I gave a talk at Rustlab this past November about work my colleague, Ben Naecker, and I did to add DTrace USDT (user-land statically defined tracing) probes to our Rust code. I’ve given a lot of talks about DTrace over the years; I only realized as I got on stage how excited I was to talk about the confluence of DTrace and Rust… and to an audience that may have never seen DTrace in use. I got to go deep (maybe too deep) into the details of making our usdt crate have zero disabled probe-effect**—a principle of DTrace analogous to Rust’s principle of zero-cost abstractions.

Need an endorsement of the talk? A C++ programmer in the audience remarked after the talk that he was inspired to learn Rust. (This was my son. He also offered the carefully constructed observation, “the audience seemed to enjoy your jokes.” Which parents of college-aged students will recognize for the encomium that it is.)

Florence

This summer I traveled with my family to Florence to drop off my older boy at his study abroad program. I even got to record an episode of Oxide and Friends abroad.
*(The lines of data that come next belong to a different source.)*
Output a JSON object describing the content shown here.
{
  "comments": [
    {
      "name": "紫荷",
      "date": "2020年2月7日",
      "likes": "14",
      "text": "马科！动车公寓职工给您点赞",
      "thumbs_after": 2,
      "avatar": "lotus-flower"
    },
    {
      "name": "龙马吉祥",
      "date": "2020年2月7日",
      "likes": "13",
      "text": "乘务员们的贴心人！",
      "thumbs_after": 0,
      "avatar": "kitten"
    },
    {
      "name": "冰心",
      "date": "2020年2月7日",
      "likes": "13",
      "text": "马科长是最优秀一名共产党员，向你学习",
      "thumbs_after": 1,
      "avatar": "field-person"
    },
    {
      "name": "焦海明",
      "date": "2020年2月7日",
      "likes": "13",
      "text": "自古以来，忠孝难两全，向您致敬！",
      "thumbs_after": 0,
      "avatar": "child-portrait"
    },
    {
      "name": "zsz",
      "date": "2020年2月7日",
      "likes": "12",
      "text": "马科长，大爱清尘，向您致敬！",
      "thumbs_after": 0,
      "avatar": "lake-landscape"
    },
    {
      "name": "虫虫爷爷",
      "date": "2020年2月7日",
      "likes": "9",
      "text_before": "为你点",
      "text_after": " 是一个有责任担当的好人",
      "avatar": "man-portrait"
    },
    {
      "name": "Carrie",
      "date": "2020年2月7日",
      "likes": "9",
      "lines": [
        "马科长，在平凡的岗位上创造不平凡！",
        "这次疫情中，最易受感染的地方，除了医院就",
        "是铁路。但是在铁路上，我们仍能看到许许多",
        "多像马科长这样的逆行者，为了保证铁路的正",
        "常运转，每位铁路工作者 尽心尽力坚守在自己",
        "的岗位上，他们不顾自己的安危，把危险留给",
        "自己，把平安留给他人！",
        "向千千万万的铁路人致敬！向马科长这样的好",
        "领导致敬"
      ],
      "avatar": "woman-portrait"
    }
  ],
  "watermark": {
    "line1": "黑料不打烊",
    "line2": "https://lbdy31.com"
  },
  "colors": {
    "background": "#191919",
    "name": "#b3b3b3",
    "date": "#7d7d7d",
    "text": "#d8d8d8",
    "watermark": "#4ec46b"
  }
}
Florence was wonderful! I idly started thinking if there might be a good reason to visit again during the semester. This quickly turned up Rustlab. A Rust conference in Florence? It didn’t even take much imagination to justify the trip! The organizers even had a DTrace+Rust-sized hole in their agenda.

Rustlab

The conference was great: good folks, well-run, good talks, and in a delightful location. In a recent Oxide and Friends, we talked about conferences in tech. A lot of them have gone online, and—compared with decades ago—there are many other opportunities to congregate without traveling, but there’s something delightful about meeting with folks in-person. Rustlab had a great hallway track. I got to hang out with Tim McNamara, Rust luminary and social media pal (Tim gave a great keynote and web programming intro); Orhun Parmaksız, who works on ratatui, a textual user-interface crate that we use a ton at Oxide (and we’ll be having Orhun on OxF soon!); Paolo Barbolini, who I recognized from the OxF Discord, up well past midnight to catch the live shows; … to name a few.

Thanks to the organizers, speakers, and to everyone who attended my talk; I hope to make it back in the future.

** As someone astutely observed after my talk, the cost isn’t actually zero since there’s a register move, test, and branch; also there’s a bunch of additional program text that can impact caching. All true, but it’s the rare inner loop for which the impact would be measurable.